A tale has been told of a young boy, we’ll call him Amir, playing with some sticks he’s fashioned into toys and eavesdropping on his father, entertaining guests in a small house in the mountains of Afghanistan. Suddenly, there’s a bright light, a loud noise and everything goes black. When Amir awakes, he finds his home in ruins and all his family dead. At seven, he is the lone survivor and he is on his own.
The neighbors tell him it was a drone attack, that foreign invaders bomb their country to make the people afraid and take their resources. Amir has made an enemy. His journey begins slowly, running errands and cooking food. Soon he becomes a look-out, and a very good one. His stealth earns him a promotion and he begins planting roadside bombs, then helping to build them, then deciding where they will be placed.
A decade later, he is a man, even though he’s been an adult far longer than children should have to be. He’s moving along a mountain road from one village to another when he comes upon the remains of a recent ambush. A foreign soldier lies on the side of the road ahead, he must have been thrown from his vehicle during the chaos.
Amir ducks behind some rubble as the soldier’s unit returns, running quickly. They glance at their fallen comrade and then back at their pursuers and hurry on. Later, an investigative team arrives, checking the road for clues and unexploded devices. They too ignore the soldier on the side of the road.
Finally, when the coast is clear, Amir ventures out. This is a profound moment for him. Despite all of his experience, he’s never met an invader up close. Surely the soldier is dead or the others would have helped him. Amir will take no chances. The images of his parents, his siblings, their bodies broken, their funerals dance in his head. He gripes the knife inside his cloak. He will make sure this soldier is dead.
As he approaches, the man moans and begins to roll over, clearly badly injured, but alive. They make eye contact. Amir gasps, drops his knife and staggers backwards. The image in his head has been transformed. As he stares at the soldier, he see’s something familiar. The blood, running down his face, sticking in his beard, the pain in his eyes. Quickly, those eyes become the eyes of Amir’s father, the blood, his blood, the pain, his pain. Amir’s heart melts.
Amir could do nothing as a young boy, but he could do something now, as a man. Quickly his mind begins to assess the damage. He looks around – there’s a village not far, with some friends. He could hide the soldier in a back room until his wounds heal enough. His reputation and authority should keep the soldier hidden well enough. There is money and medical supplies stashed away. They should do. If not he could find more. This man must not die.
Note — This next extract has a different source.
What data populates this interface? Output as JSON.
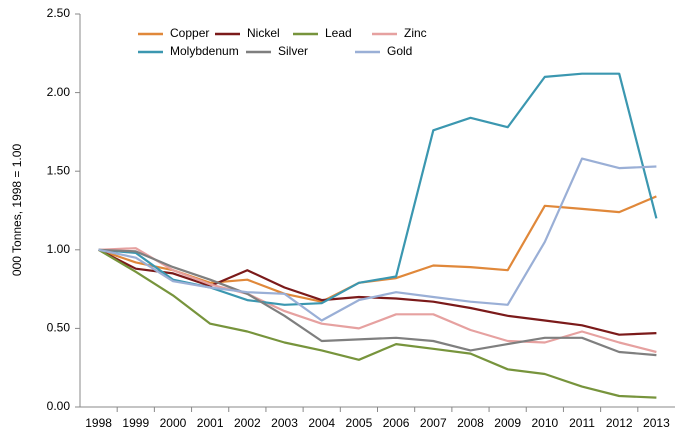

As Amir regained his bearing and approached the soldier, he saw the pistol. The soldier had retrieved it, with great effort, and was pointing it in Amir’s direction. The soldier was in no position to fight and his wounds demanded hurry. So Amir kept coming. The shot rang out and echoed through the valley, then another. Neither had hit Amir, but the look in the soldier’s eye had changed from pain to fear.
Amir did all he could to assuage that notion. But he spoke only his native tongue and there was really not much time. With his injuries, the soldier’s aim was terrible, but at close range it would be good enough. In the end, his bullets held out longer than his heart and by the time Amir was able to reach him, he was gone.